Desde 2015, 23 países anunciaram ter registrado casos de microcefalia e da síndrome de Guillain-Barré - doença neurológica grave em adultos que pode provocar paralisia temporária - potencialmente relacionados com o zika.

Segundo Pavlin, 19 países relataram uma incidência em aumento dos casos de Guillain-Barré em seus territórios, com vínculos confirmados com o zika.

O Brasil é o país que registrou mais casos de microcefalia potencialmente relacionados com o zika, com um total de 2.033, seguido pela Colômbia, com 46 casos.

Dez casos foram registrados na Guiana Francesa e 8 na Polinésia Francesa.

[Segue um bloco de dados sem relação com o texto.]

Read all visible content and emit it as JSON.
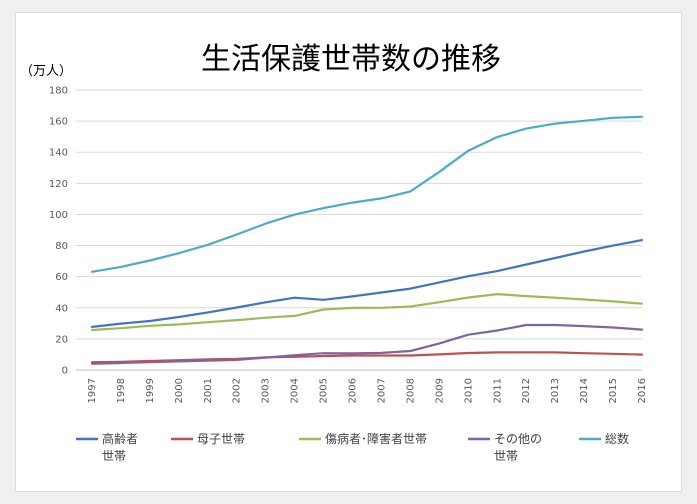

Segundo um estudo publicado em junho passado pela revista médica britânica The Lancet, o diagnóstico da infecção pelo vírus zika não deveria se basear unicamente na detecção da microcefalia nos recém-nascidos, mas levar em conta também outras anomalias cerebrais.

A microcefalia pode ser detectada durante a gravidez. Segundo a legislação de alguns países, o diagnóstico pode autorizar um aborto terapêutico. Este não é, por exemplo, o caso do Brasil.

Duas vacinas experimentais contra o zika estão sendo avaliadas, segundo a OMS, e os resultados da fase 1 dos testes clínicos estão sendo examinados.

Segundo o último balanço da OMS, 73 países estão afetados pelo vírus desde 2015, a maioria deles na América Latina e no Caribe.

O vírus zika, considerado pela OMS como uma emergência de saúde pública mundial, é transmitido principalmente pela picada de mosquitos do gênero Aedes (aegypti e albopictus), embora o contágio também possa ocorrer por contato sexual.

A próxima avaliação do vírus pelo comitê de urgência da OMS será realizada em novembro.